Everyone has heard, “Drink eight 8-ounce glasses of water a day.”But it seems this common advice doesn’t hold water, say nutrition and kidney specialists who want to dispel the myth. Just keep in mind that the rule should really say: “Drink at least eight 8-ounce glasses of fluid a day,” because all fluids count toward the daily total.
“Water is important for health; however, the recommendation of eight glasses of pure water per day appears an overestimation of requirements.” Even a baked potato is 75 per cent water, said nutrition Prof.

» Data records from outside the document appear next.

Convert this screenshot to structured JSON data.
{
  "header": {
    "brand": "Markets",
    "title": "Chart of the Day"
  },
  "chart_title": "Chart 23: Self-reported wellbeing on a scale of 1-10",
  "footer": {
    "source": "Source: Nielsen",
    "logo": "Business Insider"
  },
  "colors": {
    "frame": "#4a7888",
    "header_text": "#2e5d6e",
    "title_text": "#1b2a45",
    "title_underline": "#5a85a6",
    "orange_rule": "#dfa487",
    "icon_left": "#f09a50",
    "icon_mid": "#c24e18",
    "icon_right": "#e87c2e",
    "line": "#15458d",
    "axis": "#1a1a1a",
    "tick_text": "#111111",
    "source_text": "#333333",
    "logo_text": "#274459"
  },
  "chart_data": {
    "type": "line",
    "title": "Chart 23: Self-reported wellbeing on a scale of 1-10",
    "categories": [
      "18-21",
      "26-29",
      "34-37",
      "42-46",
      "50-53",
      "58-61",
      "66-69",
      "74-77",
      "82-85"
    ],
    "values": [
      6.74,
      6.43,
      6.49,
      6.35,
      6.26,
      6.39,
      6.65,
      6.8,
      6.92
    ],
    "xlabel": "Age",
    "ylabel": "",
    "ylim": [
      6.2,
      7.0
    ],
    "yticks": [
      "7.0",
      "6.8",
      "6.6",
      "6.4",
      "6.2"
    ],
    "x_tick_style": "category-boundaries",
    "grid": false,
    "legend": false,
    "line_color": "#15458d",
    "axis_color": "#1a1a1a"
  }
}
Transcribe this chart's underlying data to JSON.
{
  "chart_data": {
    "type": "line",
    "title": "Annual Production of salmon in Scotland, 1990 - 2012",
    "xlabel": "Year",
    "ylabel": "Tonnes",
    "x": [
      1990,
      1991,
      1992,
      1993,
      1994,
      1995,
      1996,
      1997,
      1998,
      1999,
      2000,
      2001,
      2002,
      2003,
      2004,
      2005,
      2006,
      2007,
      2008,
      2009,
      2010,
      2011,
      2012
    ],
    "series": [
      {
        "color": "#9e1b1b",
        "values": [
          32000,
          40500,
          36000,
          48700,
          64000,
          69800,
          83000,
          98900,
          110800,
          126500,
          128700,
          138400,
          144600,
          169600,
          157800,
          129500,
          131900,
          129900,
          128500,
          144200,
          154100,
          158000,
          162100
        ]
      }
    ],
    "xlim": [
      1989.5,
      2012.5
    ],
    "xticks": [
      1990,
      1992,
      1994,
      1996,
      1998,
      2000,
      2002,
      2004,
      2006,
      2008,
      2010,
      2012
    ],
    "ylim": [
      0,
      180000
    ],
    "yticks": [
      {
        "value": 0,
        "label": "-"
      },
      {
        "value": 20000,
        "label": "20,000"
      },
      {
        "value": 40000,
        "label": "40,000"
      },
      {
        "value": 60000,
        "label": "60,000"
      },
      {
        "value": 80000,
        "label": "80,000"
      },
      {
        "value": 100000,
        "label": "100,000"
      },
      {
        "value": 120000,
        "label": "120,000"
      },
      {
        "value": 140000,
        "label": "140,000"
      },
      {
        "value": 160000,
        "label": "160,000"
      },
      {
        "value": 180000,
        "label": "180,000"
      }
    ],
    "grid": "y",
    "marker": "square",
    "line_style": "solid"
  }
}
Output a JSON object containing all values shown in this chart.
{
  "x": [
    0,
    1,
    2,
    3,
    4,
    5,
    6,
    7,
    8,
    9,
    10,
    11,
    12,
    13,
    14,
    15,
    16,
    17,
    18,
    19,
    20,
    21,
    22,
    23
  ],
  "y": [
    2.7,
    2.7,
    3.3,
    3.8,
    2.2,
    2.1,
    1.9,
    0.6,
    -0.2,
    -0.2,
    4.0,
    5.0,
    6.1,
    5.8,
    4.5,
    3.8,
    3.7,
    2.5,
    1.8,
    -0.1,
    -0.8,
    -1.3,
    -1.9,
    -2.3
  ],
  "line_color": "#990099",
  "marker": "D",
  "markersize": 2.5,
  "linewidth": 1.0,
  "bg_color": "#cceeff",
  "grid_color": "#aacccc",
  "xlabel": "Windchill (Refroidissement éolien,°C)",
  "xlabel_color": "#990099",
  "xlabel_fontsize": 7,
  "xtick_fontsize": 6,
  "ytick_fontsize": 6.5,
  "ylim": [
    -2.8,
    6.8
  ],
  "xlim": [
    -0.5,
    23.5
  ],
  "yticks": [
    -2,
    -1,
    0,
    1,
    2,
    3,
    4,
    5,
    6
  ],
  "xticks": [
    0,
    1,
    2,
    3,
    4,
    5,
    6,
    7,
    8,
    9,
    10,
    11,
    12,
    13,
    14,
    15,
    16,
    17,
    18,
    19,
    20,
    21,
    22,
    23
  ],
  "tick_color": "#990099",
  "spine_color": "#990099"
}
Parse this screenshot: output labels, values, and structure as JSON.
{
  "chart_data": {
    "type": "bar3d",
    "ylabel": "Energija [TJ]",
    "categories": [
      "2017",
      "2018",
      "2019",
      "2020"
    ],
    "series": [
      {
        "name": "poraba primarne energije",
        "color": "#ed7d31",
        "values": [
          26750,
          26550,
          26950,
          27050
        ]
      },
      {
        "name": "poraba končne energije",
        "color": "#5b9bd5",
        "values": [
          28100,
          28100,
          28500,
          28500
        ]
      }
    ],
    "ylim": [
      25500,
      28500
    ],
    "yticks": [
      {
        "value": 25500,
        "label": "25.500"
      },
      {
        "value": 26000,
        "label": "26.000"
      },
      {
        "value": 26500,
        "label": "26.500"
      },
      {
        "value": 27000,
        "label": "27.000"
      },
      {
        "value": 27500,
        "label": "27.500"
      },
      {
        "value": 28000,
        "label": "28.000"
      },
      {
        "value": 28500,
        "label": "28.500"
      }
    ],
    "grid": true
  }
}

Susan Barr of the University of British Columbia, who sat on a Canadian-U.S. committee that looked at fluid intake. “There’s nothing magical about water from a glass of water as opposed to water from a food or any other beverage,” Barr said.
In addition, drinking caffeinated beverages such as tea and coffee do not lead to dehydration, said Dr. Stanley Goldfarb, a nephrologist at the University of Pennsylvania who reviewed research claims on drinking eight glasses of water and studied how the kidneys handle it. Beverages such as milk and juice are composed mostly of water. Even beer, wine and caffeinated beverages — such as coffee, tea or soda — can contribute, but these should not be a major portion of your daily total fluid intake.
Although I usually don’t drink 8 glasses of water a day, I still think it’s a good choice because it’s calorie-free, inexpensive and readily available.